E’ il caso di farsi un paio di domande. Perché il ministro del Lavoro, istituzionalmente votato a evitare licenziamenti dovrebbe accanirsi su un settore in crisi (800 occupati in meno dall’inizio dell’anno)? Il crollo del sistema finirebbe per pesare, tra l’altro, sulla collettività e travolgerebbe intere categorie, a partire dagli edicolanti. Perché il sottosegretario con delega all’editoria, Vito Crimi, il cui compito è distribuire i fondi per il sostegno pubblico si ripropone di abolirli? Si badi bene: quei soldi non arrivano ai “giornaloni”, ma a testate no profit, edite da vere cooperative, espressione del territorio. Il colpo, se si deciderà di assestarlo, finirà con l’abbattere non l’espressione delle élites, ma i soggetti meno tutelati sul mercato, vicini alla gente e sganciati da logiche di potere.

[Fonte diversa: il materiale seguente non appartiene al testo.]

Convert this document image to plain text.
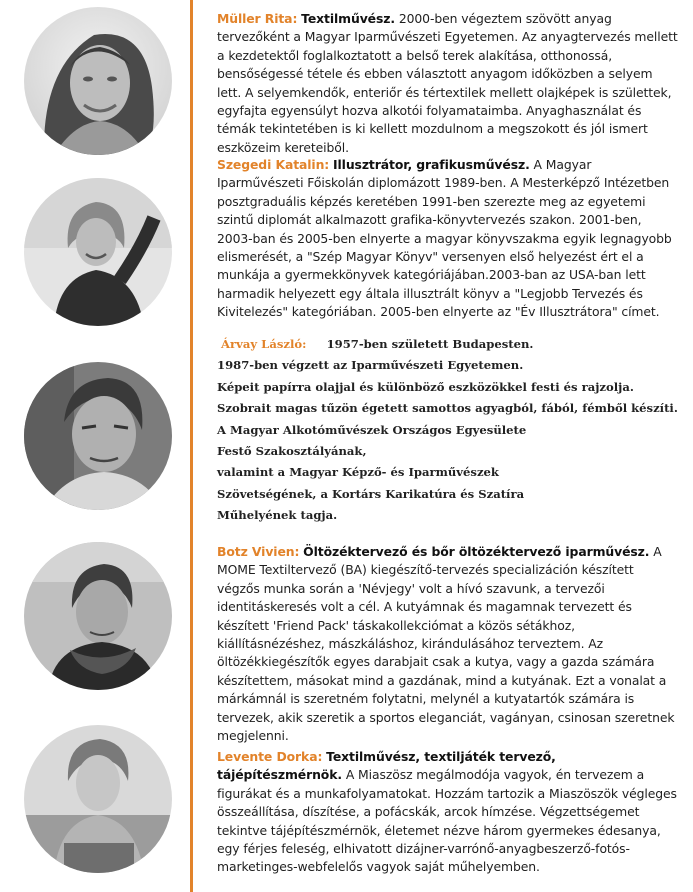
Müller Rita: Textilművész. 2000-ben végeztem szövött anyag tervezőként a Magyar Iparművészeti Egyetemen. Az anyagtervezés mellett a kezdetektől foglalkoztatott a belső terek alakítása, otthonossá, bensőségessé tétele és ebben választott anyagom időközben a selyem lett. A selyemkendők, enteriőr és tértextilek mellett olajképek is születtek, egyfajta egyensúlyt hozva alkotói folyamataimba. Anyaghasználat és témák tekintetében is ki kellett mozdulnom a megszokott és jól ismert eszközeim kereteiből.
Szegedi Katalin: Illusztrátor, grafikusművész. A Magyar Iparművészeti Főiskolán diplomázott 1989-ben. A Mesterképző Intézetben posztgraduális képzés keretében 1991-ben szerezte meg az egyetemi szintű diplomát alkalmazott grafika-könyvtervezés szakon. 2001-ben, 2003-ban és 2005-ben elnyerte a magyar könyvszakma egyik legnagyobb elismerését, a "Szép Magyar Könyv" versenyen első helyezést ért el a munkája a gyermekkönyvek kategóriájában.2003-ban az USA-ban lett harmadik helyezett egy általa illusztrált könyv a "Legjobb Tervezés és Kivitelezés" kategóriában. 2005-ben elnyerte az "Év Illusztrátora" címet.
Árvay László: 1957-ben született Budapesten.
1987-ben végzett az Iparművészeti Egyetemen.
Képeit papírra olajjal és különböző eszközökkel festi és rajzolja.
Szobrait magas tűzön égetett samottos agyagból, fából, fémből készíti.
A Magyar Alkotóművészek Országos Egyesülete
Festő Szakosztályának,
valamint a Magyar Képző- és Iparművészek
Szövetségének, a Kortárs Karikatúra és Szatíra
Műhelyének tagja.
Botz Vivien: Öltözéktervező és bőr öltözéktervező iparművész. A MOME Textiltervező (BA) kiegészítő-tervezés specializáción készített végzős munka során a 'Névjegy' volt a hívó szavunk, a tervezői identitáskeresés volt a cél. A kutyámnak és magamnak tervezett és készített 'Friend Pack' táskakollekciómat a közös sétákhoz, kiállításnézéshez, mászkáláshoz, kirándulásához terveztem. Az öltözékkiegészítők egyes darabjait csak a kutya, vagy a gazda számára készítettem, másokat mind a gazdának, mind a kutyának. Ezt a vonalat a márkámnál is szeretném folytatni, melynél a kutyatartók számára is tervezek, akik szeretik a sportos eleganciát, vagányan, csinosan szeretnek megjelenni.
Levente Dorka: Textilművész, textiljáték tervező, tájépítészmérnök. A Miaszösz megálmodója vagyok, én tervezem a figurákat és a munkafolyamatokat. Hozzám tartozik a Miaszöszök végleges összeállítása, díszítése, a pofácskák, arcok hímzése. Végzettségemet tekintve tájépítészmérnök, életemet nézve három gyermekes édesanya, egy férjes feleség, elhivatott dizájner-varrónő-anyagbeszerző-fotós-marketinges-webfelelős vagyok saját műhelyemben.
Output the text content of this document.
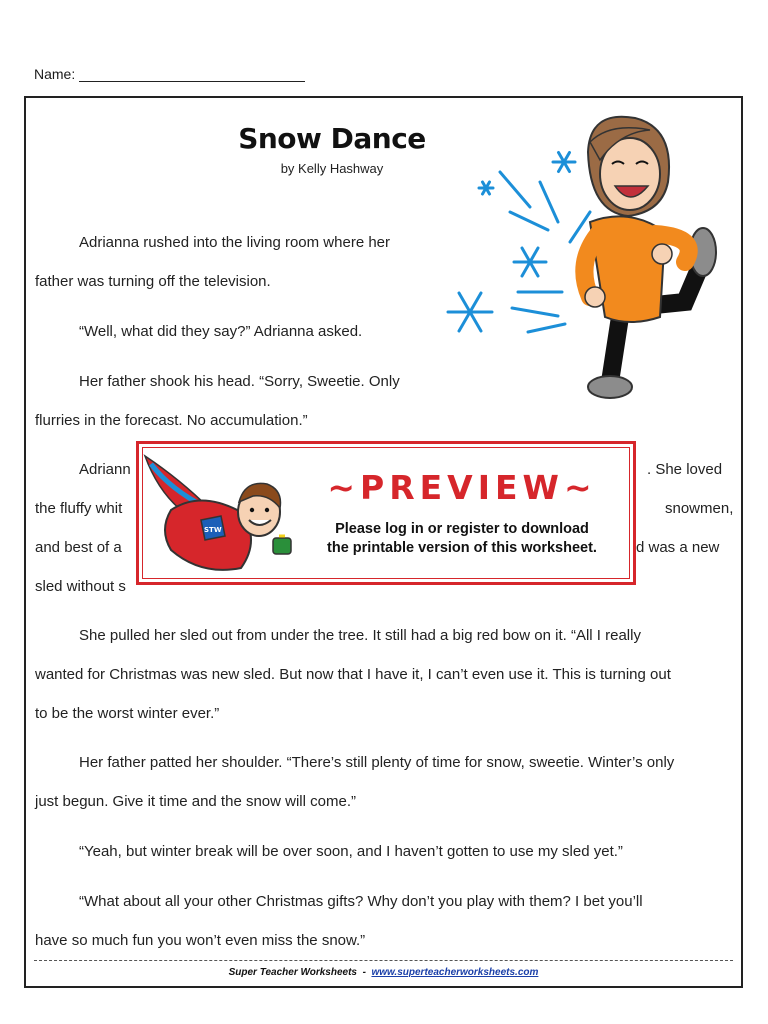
Name:
Snow Dance
by Kelly Hashway
Adrianna rushed into the living room where her
father was turning off the television.
“Well, what did they say?” Adrianna asked.
Her father shook his head. “Sorry, Sweetie. Only
flurries in the forecast. No accumulation.”
Adriann	. She loved
the fluffy whit	snowmen,
and best of a	d was a new
sled without s
She pulled her sled out from under the tree. It still had a big red bow on it. “All I really
wanted for Christmas was new sled. But now that I have it, I can’t even use it. This is turning out
to be the worst winter ever.”
Her father patted her shoulder. “There’s still plenty of time for snow, sweetie. Winter’s only
just begun. Give it time and the snow will come.”
“Yeah, but winter break will be over soon, and I haven’t gotten to use my sled yet.”
“What about all your other Christmas gifts? Why don’t you play with them? I bet you’ll
have so much fun you won’t even miss the snow.”
STW
~PREVIEW~
Please log in or register to download
the printable version of this worksheet.
Super Teacher Worksheets - www.superteacherworksheets.com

Il problema riguarda tutti perché erode un principio fondamentale, garantito dalla Costituzione, che non è appannaggio dei giornalisti, ma dei lettori: il diritto a essere informati.
Poi certo, per carità, si può pure continuare a sbirciare distrattamente sugli schermi i titoli sensazionalistici di certi siti oppure darsi ragione gli uni con gli altri al riparo delle “bolle” che si formano sui social, e vivere bene lo stesso. L’informazione, però, è un’altra cosa, anche quella che qualcuno definisce “locale” con una nota altezzosa nella voce. Fateci caso: in genere chi lo fa è uno che non legge neppure la stampa “nazionale”. Altrimenti saprebbe che ogni notizia, anche quella che fa il giro del mondo, è “locale”. Dietro c’è sempre un cronista che vede i fatti con i propri occhi, mica li apprende su Facebook. Al Corriere Romagna ce n’è una squadra intera, matura, esperta e professionale guidata dal direttore Roberto Masini, che si è formata, anche attraverso gli errori, nei 25 anni di vita del giornale, capace di fare meglio con meno, animata dalla ricerca delle notizie (utili, scomode, drammatiche o divertenti), ma sempre al servizio della comunità. Non si dice mai, però, che anche la comunità ha acquistato valore ed è diventata migliore grazie all’esistenza del quotidiano. Il quotidiano della propria città. Un patrimonio identitario, di storie, di idee, di documentazione, mai come adesso aperto al contributo di tutti: non sarà spazzato via facilmente. Le testate minacciate continueranno a vivere a lungo. Il giorno in cui dovesse chiudere l’ultimo dei giornali realizzato da cronisti-testimoni di verità in una qualsiasi declinazione tecnologica, sarà la fine per la democrazia. Vorrà dire che i lettori si sono trasformati in sudditi. Sta a loro impedire la metamorfosi: salvando la stampa e, con quella, se stessi.